Без пуговиц она сербала, ела руками, смачно отрыгивала, передвигалась по дому в рейтузах в нежный голубой горох (сильно затиралась между ногами) и в атласном, тоже шитом, розовом лифчике (все, потому что, свои).
Это была жизнь, «когда никто не видит».
«Жизнь, когда никто не видит» — это Первый Валин текст. Первый успех. Слова, произнесенные со сцены. Такое понимание было в зале,
Она рухнула в инсульт на пятом году Валиного успеха. Пришла в театр. Валя сам ее пригласил! Сам! Ну как же! Родной город гения. Валя не любил здесь представляться. И брезговал, и чтобы не привыкали. И чтобы не затягивала провинция.
Он и так считался местной достопримечательностью. И каждый таксист, называя его Валентин Михайлович, мог показать наш дом, наш этаж, нашу школу и кружок авиамоделирования, который непонятно зачем существовал на Валины пожертвования.

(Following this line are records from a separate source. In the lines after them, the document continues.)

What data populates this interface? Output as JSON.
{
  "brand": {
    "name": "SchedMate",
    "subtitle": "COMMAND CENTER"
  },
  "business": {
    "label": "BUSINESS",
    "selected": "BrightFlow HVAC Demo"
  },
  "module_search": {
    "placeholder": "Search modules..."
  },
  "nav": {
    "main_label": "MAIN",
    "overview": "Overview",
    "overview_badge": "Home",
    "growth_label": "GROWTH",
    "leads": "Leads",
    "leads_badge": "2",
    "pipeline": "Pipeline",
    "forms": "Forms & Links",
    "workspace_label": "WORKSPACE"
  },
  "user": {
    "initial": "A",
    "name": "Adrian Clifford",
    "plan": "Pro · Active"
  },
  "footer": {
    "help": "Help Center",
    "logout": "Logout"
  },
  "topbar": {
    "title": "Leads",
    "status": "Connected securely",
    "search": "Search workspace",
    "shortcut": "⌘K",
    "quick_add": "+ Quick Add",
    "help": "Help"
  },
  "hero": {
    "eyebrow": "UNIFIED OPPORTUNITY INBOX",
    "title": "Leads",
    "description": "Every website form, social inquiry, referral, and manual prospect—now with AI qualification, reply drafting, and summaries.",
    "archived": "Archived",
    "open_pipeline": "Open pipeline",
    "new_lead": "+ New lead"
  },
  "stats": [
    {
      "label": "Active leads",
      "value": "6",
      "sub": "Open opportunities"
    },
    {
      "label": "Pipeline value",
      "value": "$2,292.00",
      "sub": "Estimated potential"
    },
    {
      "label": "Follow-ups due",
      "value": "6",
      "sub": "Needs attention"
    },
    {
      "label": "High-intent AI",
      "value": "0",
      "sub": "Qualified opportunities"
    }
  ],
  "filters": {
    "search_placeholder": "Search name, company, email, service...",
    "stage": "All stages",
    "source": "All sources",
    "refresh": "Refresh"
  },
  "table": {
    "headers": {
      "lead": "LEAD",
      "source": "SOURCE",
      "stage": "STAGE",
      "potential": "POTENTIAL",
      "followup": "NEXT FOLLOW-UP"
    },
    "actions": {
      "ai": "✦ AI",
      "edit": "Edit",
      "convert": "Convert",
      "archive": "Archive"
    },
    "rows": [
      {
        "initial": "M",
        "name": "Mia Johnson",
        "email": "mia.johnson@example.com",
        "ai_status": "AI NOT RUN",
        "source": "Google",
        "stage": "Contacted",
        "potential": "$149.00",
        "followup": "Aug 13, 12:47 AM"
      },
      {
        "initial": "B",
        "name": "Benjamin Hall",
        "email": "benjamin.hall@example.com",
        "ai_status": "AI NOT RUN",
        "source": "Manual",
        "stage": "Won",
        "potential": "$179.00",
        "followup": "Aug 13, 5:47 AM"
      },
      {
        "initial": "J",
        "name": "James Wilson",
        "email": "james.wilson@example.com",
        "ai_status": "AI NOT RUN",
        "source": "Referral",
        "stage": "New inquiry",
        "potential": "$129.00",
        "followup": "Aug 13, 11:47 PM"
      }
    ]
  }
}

Валя был как София Ротару. Поэтому он не пел в Ялтинской филармонии по субботам. И по воскресеньям, конечно, тоже.
Спектакль, на котором свекровь рухнула в инсульт, был мозаичный. Склеенный хорошей музыкой и декорациями из трех Валиных книг. Валя выходил на сцену в кепке, потом менял ее на бескозырку, потом — на шапку-ушанку. Он купался в собственных текстах. Тонул, захлебывался, выплывал на мель, в двух местах парил. Возвышался даже. По морю аки посуху. В рецензиях писали: «Как Бог». Но разве можно быть Богом только в двух местах?
За пять лет Валя привык к тексту. Слова не давили, не натирали, не душили. Слова были забавными и домашними, как штаны с надутыми коленками и…
…рейтузы, пуговицы, история о секретаре горкома, который обращался к согражданам «дети мои». И в ЦК думали, что он хочет выйти из партии в монастырь. А в городе знали: кобель. Такой был знатный кобель, что не врал. Дети — его. Когда секретарский маразм стал крепче, чем партийная дисциплина, дедок взялся составлять списки: когда, с кем и сколько. Попасть в список было выгодно. Но открывалась правда. Учащались случаи домашнего насилия: пенсионеры били пенсионерок. Соседки среднего возраста били друг друга. Задвигалось все: даже квартирная очередь. В приемной толпились женщины с фотографиями разных— от седых до трехкилограммовых— детей. Своих секретарь не бросал. Пристраивал согласно градусу прошедшей любви и пожеланиям отпрысков.
Валя заканчивал этот монолог словами. «Так я попал в МАИ». И натягивал на глаза кепку.
Обычно в этом месте зрители аплодировали. Наши — сидели тихо. Поэтому было хорошо слышно, как мой дед встал и сказал: «Ах мудак! Ну мудак!».
Свекровь тоже хотела встать. Но не смогла.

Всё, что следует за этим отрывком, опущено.